Sunnyvale Police Chief Phan Ngo said at a news conference that there’s evidence 34-year-old Isaiah Joel Peoples intentionally drove his car into the crowd on Tuesday because he believed some of them were Muslim. He declined to elaborate further.
The car rammed into eight pedestrians in a Sunnyvale intersection. The injured included a South Asian father and his 13-year-old daughter, who was the most severely injured. Her younger brother was not hit, according to The Mercury News.
Ngo said Friday that the girl “remains in critical condition.”
Jay Boyarsky, the chief assistant district attorney for Santa Clara County, called the evidence “very appalling and disturbing” but said his office has not yet decided to move forward with hate crime charges against Peoples, an Army veteran who lives in Sunnyvale.

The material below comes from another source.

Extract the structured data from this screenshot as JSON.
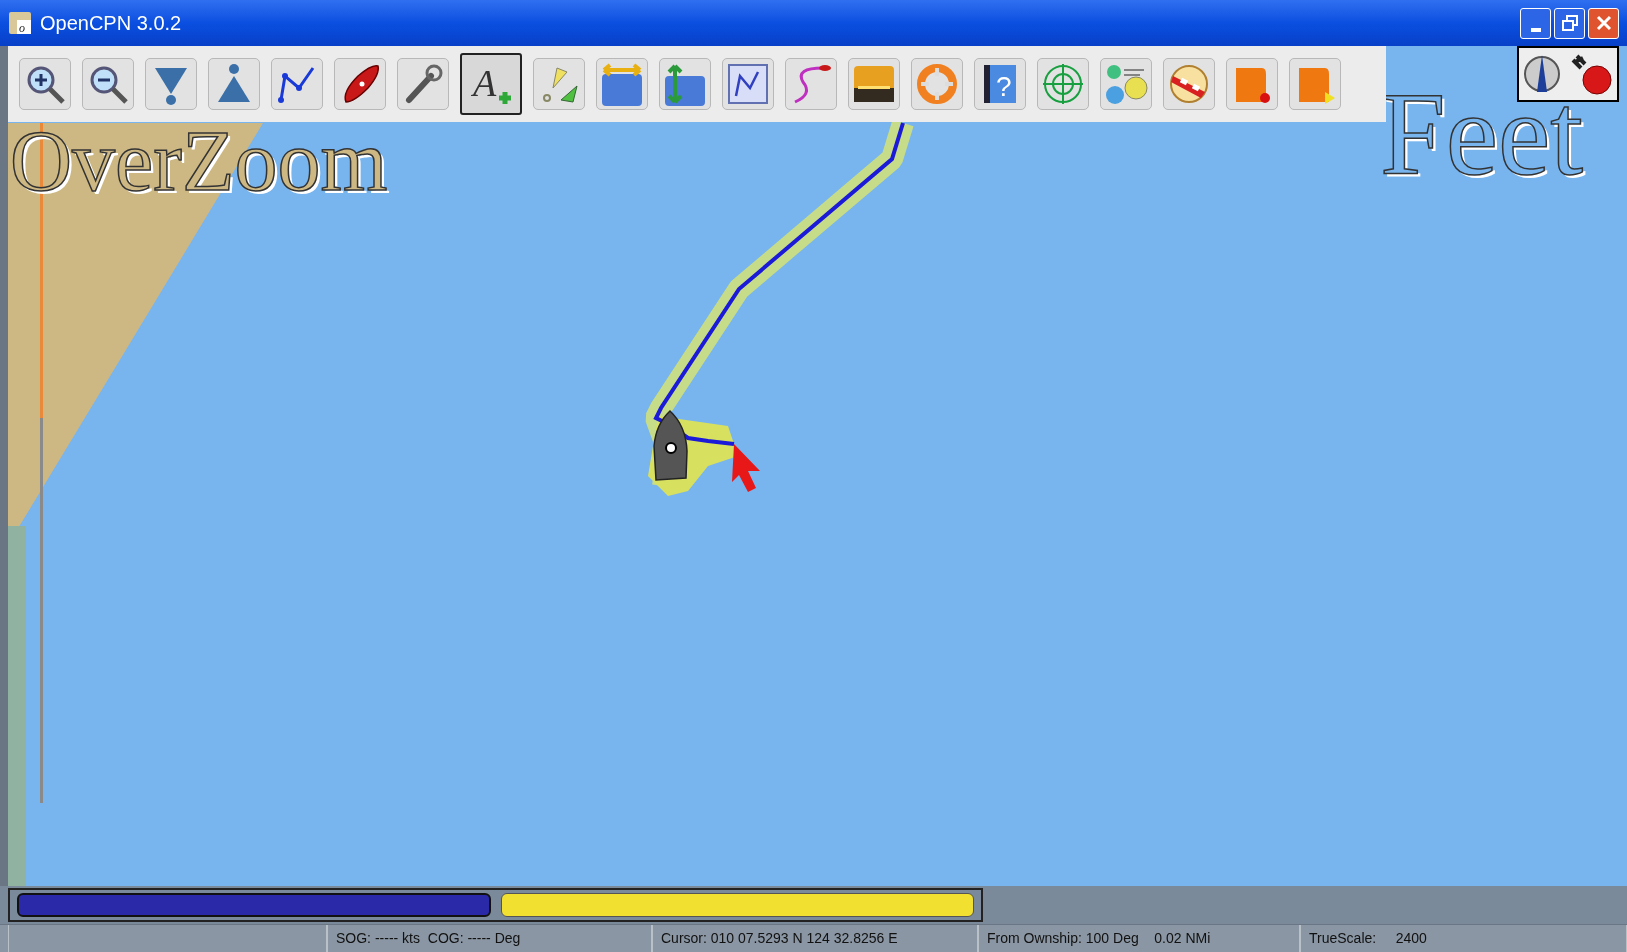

“I know that there are questions about what the motivation of this crime was, and some of you are wondering about whether this is a hate crime,” Boyarsky said at Friday’s news conference. “There is no hate crime allegation charged at this point in time for one reason only: The matter is still being investigated.”
The eight counts Peoples is facing, four of which have an enhancement for causing great bodily injury, carry a maximum sentence of life in prison.
At Peoples’ first court appearance Friday, a judge ordered that he be held without bail.
Boyarsky emphasized that all departments involved in the investigation are taking the evidence of motive very seriously.
“When a crime is committed because of someone’s nationality or their race or their religion, it’s not just that individual victim that is hurt, it’s our entire community,” he said. “And our entire community stands united against hatred and bigotry.”
The South Asian family asked that their last name not be released. The other victims were identified as Marina Reimler, 32; Soeren Reimler, 33; Ping Lu, 51; Rajesh Narayan, 45; Eric Nava, 24; and Miguel, 15, who was identified by his first name only. It was not clear Friday which victim is the father of the 13-year-old girl and her 9-year-old brother, according to The Mercury News.
In 2017, the Pew Research Center found that the number of assaults against Muslims in the U.S. rose significantly from 2015 to 2016, greatly surpassing the modern peak reached in the aftermath of the Sept. 11, 2001, terrorist attacks.